La France deviendrait-elle une société de déconsommation ?

Carritos By: Carlos ZGZ - CC BY 2.0

Les Français changent leur façon de consommer. Les études montrent qu’ils achètent en moins grande quantité et privilégient la qualité des produits. Explications.

Par Théophile Gacogne.

La France entre-t-elle sur le chemin de la déconsommation ? À en croire les chiffres, les Français achètent de moins en moins de produits de la vie courante, alimentaires et d’entretien. Les achats de ces produits, en volume, n’ont jamais autant baissé depuis cinq ans. Les ventes de biscuits ont par exemple chuté de 3 % au premier semestre 2018.

Une baisse des achats de produits inédite depuis cinq ans

Une étude publiée le 17 septembre 2018 dans le journal Les Échos montre que la société de déconsommation se met progressivement en place en France. Celle-ci est liée à une baisse des volumes inédite depuis cinq ans. En effet, au cours du premier semestre 2018, les ventes de produits de grande consommation (PGC) ont baissé de 1,2 %. À titre d’exemple, les ventes de biscuits ont diminué de 2,9 %, les ventes de bonbons de 3,7 % et la charcuterie de 3 %.

Si les Français achètent de moins en moins de produits, ils ne revoient pas leur budget alimentation à la baisse. Ils optent davantage pour des produits de qualité et privilégient pour la plupart les productions locales. Plusieurs exemples : la vente de compote sans sucre ajouté a bondi de 21 %, le bio de 23,5 % et le bicarbonate multi-usages de 79 % ! Cette dimension de proximité profite aux PME locales au détriment des multinationales. Si les Français revoient leur manière de consommer ce n’est donc pas pour faire des économies mais pour vivre mieux. Les consommateurs semblent prendre de plus en plus conscience que leurs choix auront des conséquences sur le bien-être animal, l’environnement ou bien les revenus des agriculteurs.

De leur côté, les distributeurs rivalisent de messages pour convaincre les consommateurs des bienfaits des produits sur leur santé. Carrefour prône par exemple son « Act for food » ou « Agir pour l’alimentation », un programme mondial d’actions concrètes pour s’investir dans la transition alimentaire.

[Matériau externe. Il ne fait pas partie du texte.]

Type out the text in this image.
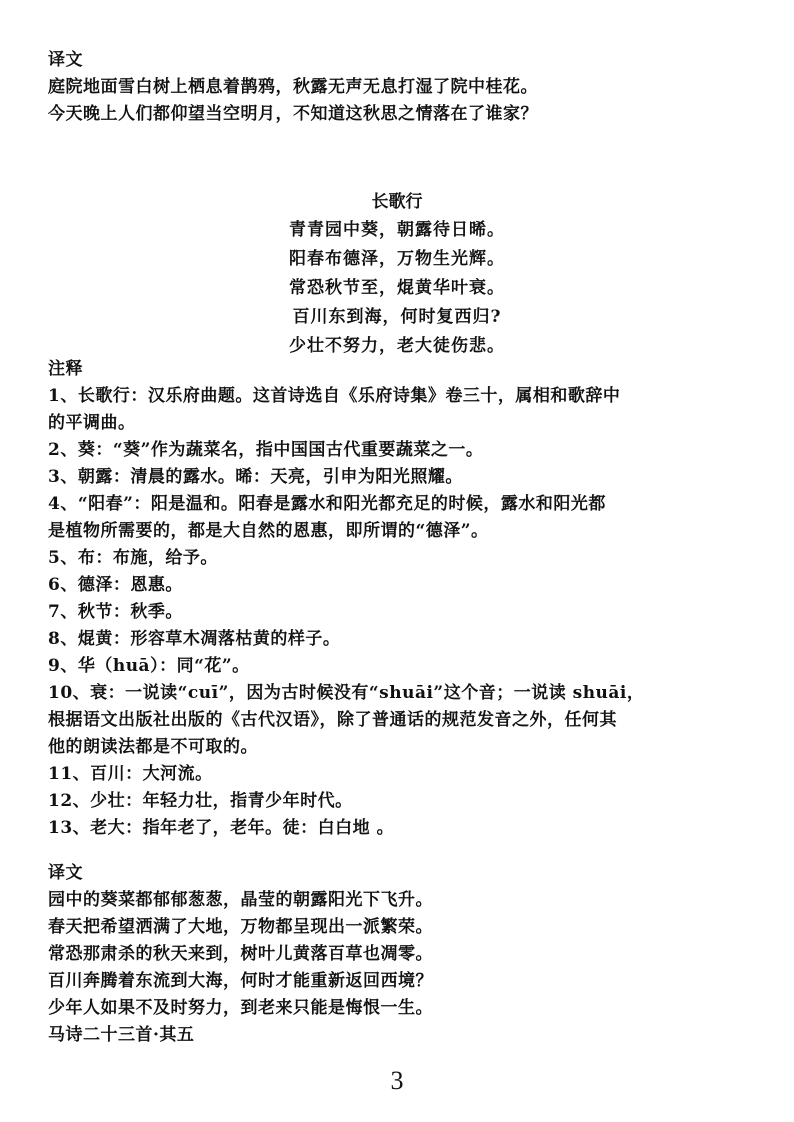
译文
庭院地面雪白树上栖息着鹊鸦，秋露无声无息打湿了院中桂花。
今天晚上人们都仰望当空明月，不知道这秋思之情落在了谁家？
长歌行
青青园中葵，朝露待日晞。
阳春布德泽，万物生光辉。
常恐秋节至，焜黄华叶衰。
百川东到海，何时复西归?
少壮不努力，老大徒伤悲。
注释
1、长歌行：汉乐府曲题。这首诗选自《乐府诗集》卷三十，属相和歌辞中
的平调曲。
2、葵：“葵”作为蔬菜名，指中国国古代重要蔬菜之一。
3、朝露：清晨的露水。晞：天亮，引申为阳光照耀。
4、“阳春”：阳是温和。阳春是露水和阳光都充足的时候，露水和阳光都
是植物所需要的，都是大自然的恩惠，即所谓的“德泽”。
5、布：布施，给予。
6、德泽：恩惠。
7、秋节：秋季。
8、焜黄：形容草木凋落枯黄的样子。
9、华（huā）：同“花”。
10、衰：一说读“cuī”，因为古时候没有“shuāi”这个音；一说读 shuāi，
根据语文出版社出版的《古代汉语》，除了普通话的规范发音之外，任何其
他的朗读法都是不可取的。
11、百川：大河流。
12、少壮：年轻力壮，指青少年时代。
13、老大：指年老了，老年。徒：白白地 。
译文
园中的葵菜都郁郁葱葱，晶莹的朝露阳光下飞升。
春天把希望洒满了大地，万物都呈现出一派繁荣。
常恐那肃杀的秋天来到，树叶儿黄落百草也凋零。
百川奔腾着东流到大海，何时才能重新返回西境？
少年人如果不及时努力，到老来只能是悔恨一生。
马诗二十三首·其五
3
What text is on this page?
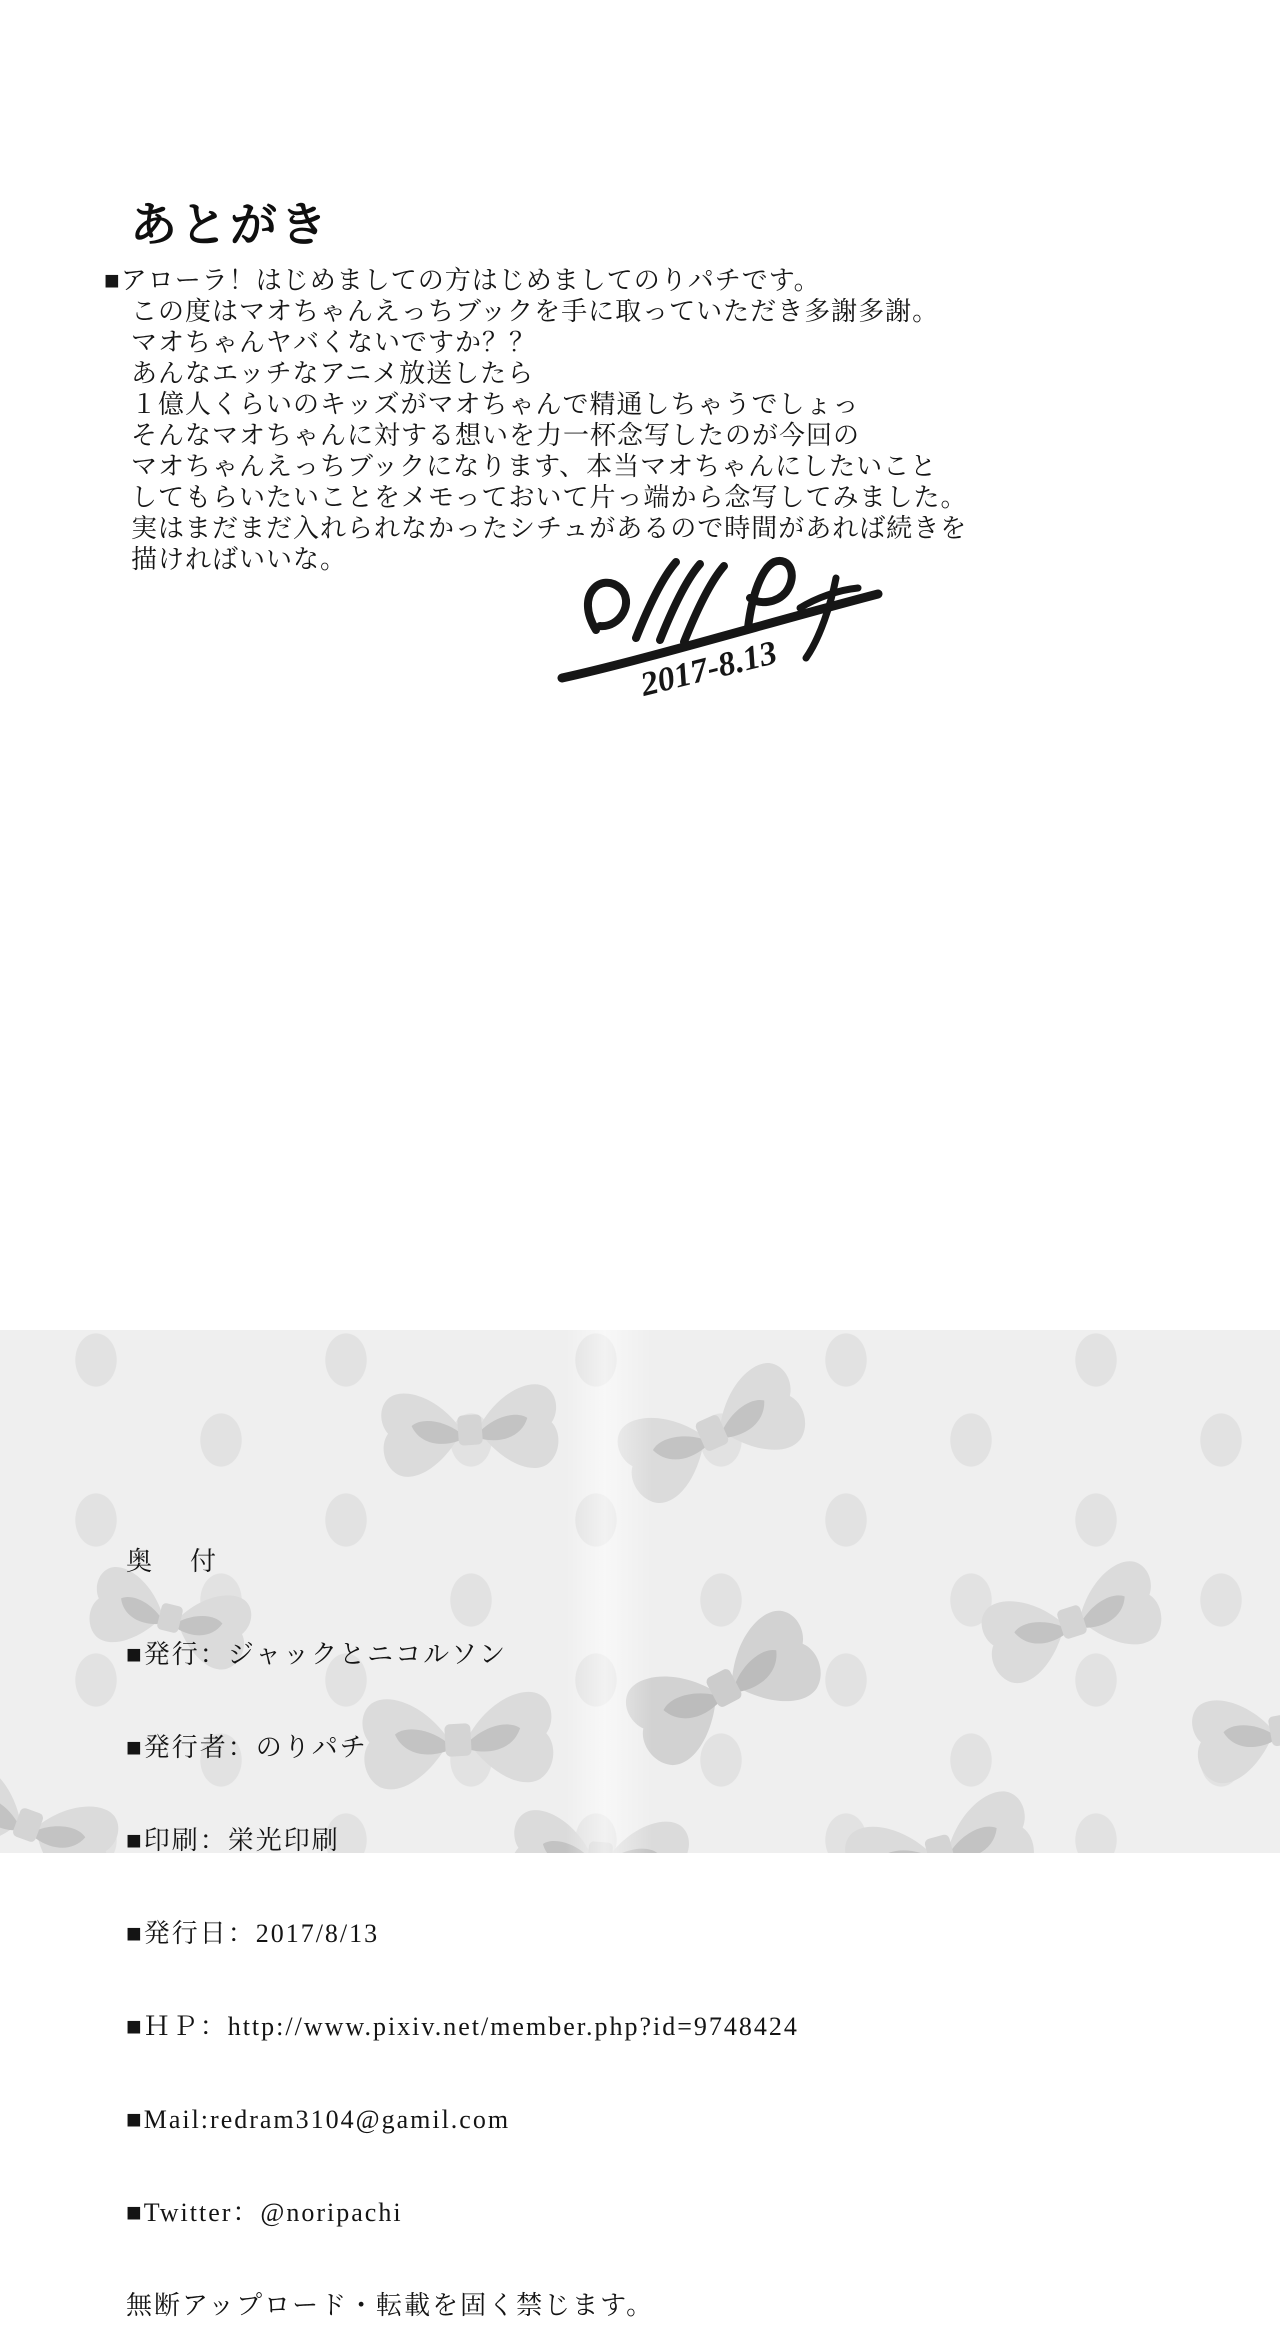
あとがき
■アローラ！はじめましての方はじめましてのりパチです。
この度はマオちゃんえっちブックを手に取っていただき多謝多謝。
マオちゃんヤバくないですか？？
あんなエッチなアニメ放送したら
１億人くらいのキッズがマオちゃんで精通しちゃうでしょっ
そんなマオちゃんに対する想いを力一杯念写したのが今回の
マオちゃんえっちブックになります、本当マオちゃんにしたいこと
してもらいたいことをメモっておいて片っ端から念写してみました。
実はまだまだ入れられなかったシチュがあるので時間があれば続きを
描ければいいな。
2017-8.13

奥　付

■発行：ジャックとニコルソン

■発行者：のりパチ

■印刷：栄光印刷

■発行日：2017/8/13

■ＨＰ：http://www.pixiv.net/member.php?id=9748424

■Mail:redram3104@gamil.com

■Twitter：@noripachi

無断アップロード・転載を固く禁じます。
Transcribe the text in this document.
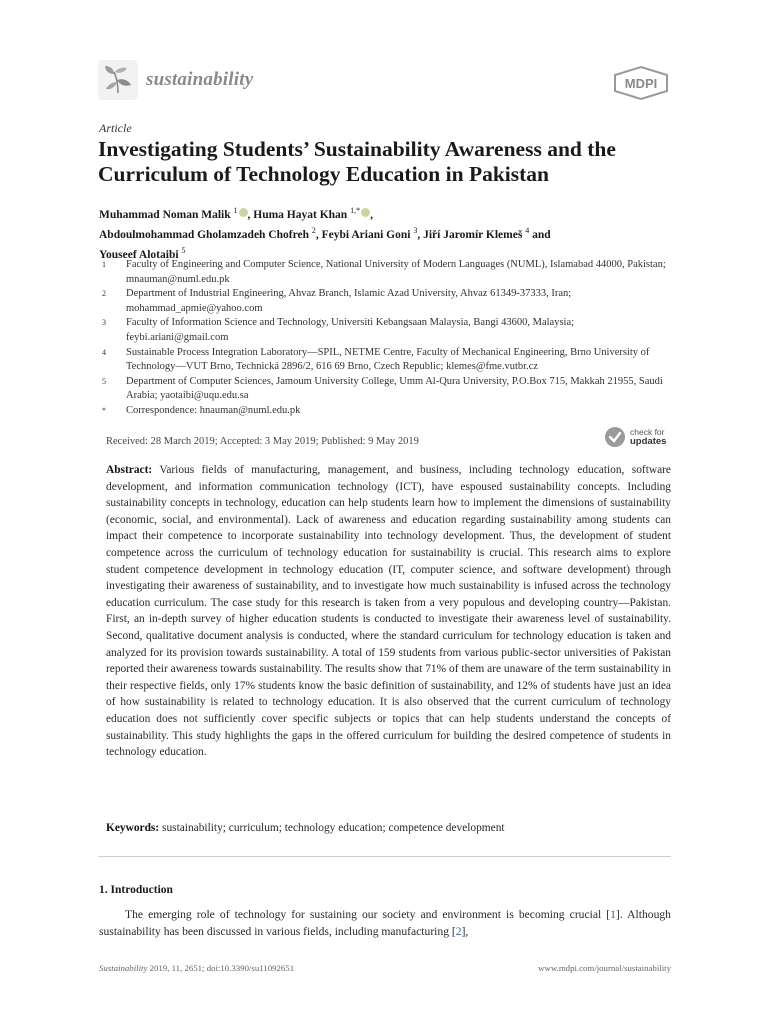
sustainability	MDPI
Article
Investigating Students’ Sustainability Awareness and the Curriculum of Technology Education in Pakistan
Muhammad Noman Malik $^1$ , Huma Hayat Khan $^{1,*}$ ,
Abdoulmohammad Gholamzadeh Chofreh $^2$, Feybi Ariani Goni $^3$, Jiří Jaromír Klemeš $^4$ and
Youseef Alotaibi $^5$
1	Faculty of Engineering and Computer Science, National University of Modern Languages (NUML), Islamabad 44000, Pakistan; mnauman@numl.edu.pk
2	Department of Industrial Engineering, Ahvaz Branch, Islamic Azad University, Ahvaz 61349-37333, Iran; mohammad_apmie@yahoo.com
3	Faculty of Information Science and Technology, Universiti Kebangsaan Malaysia, Bangi 43600, Malaysia; feybi.ariani@gmail.com
4	Sustainable Process Integration Laboratory—SPIL, NETME Centre, Faculty of Mechanical Engineering, Brno University of Technology—VUT Brno, Technická 2896/2, 616 69 Brno, Czech Republic; klemes@fme.vutbr.cz
5	Department of Computer Sciences, Jamoum University College, Umm Al-Qura University, P.O.Box 715, Makkah 21955, Saudi Arabia; yaotaibi@uqu.edu.sa
*	Correspondence: hnauman@numl.edu.pk
Received: 28 March 2019; Accepted: 3 May 2019; Published: 9 May 2019
check for
updates
Abstract: Various fields of manufacturing, management, and business, including technology education, software development, and information communication technology (ICT), have espoused sustainability concepts. Including sustainability concepts in technology, education can help students learn how to implement the dimensions of sustainability (economic, social, and environmental). Lack of awareness and education regarding sustainability among students can impact their competence to incorporate sustainability into technology development. Thus, the development of student competence across the curriculum of technology education for sustainability is crucial. This research aims to explore student competence development in technology education (IT, computer science, and software development) through investigating their awareness of sustainability, and to investigate how much sustainability is infused across the technology education curriculum. The case study for this research is taken from a very populous and developing country—Pakistan. First, an in-depth survey of higher education students is conducted to investigate their awareness level of sustainability. Second, qualitative document analysis is conducted, where the standard curriculum for technology education is taken and analyzed for its provision towards sustainability. A total of 159 students from various public-sector universities of Pakistan reported their awareness towards sustainability. The results show that 71% of them are unaware of the term sustainability in their respective fields, only 17% students know the basic definition of sustainability, and 12% of students have just an idea of how sustainability is related to technology education. It is also observed that the current curriculum of technology education does not sufficiently cover specific subjects or topics that can help students understand the concepts of sustainability. This study highlights the gaps in the offered curriculum for building the desired competence of students in technology education.
Keywords: sustainability; curriculum; technology education; competence development
1. Introduction
The emerging role of technology for sustaining our society and environment is becoming crucial [1]. Although sustainability has been discussed in various fields, including manufacturing [2],
Sustainability 2019, 11, 2651; doi:10.3390/su11092651	www.mdpi.com/journal/sustainability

De même, Système U a récemment communiqué sur sa dernière application « Y’a quoi dedans » permettant aux consommateurs de chercher des labels éventuels, additifs ou substances controversées parmi des milliers de produits.

« Les Français ont désormais tendance à exclure les produits qu’ils pensent mauvais pour leur santé et accepter de payer plus cher pour profiter de produits de meilleure qualité » explique Mathieu G. le directeur commercial de Ctendance.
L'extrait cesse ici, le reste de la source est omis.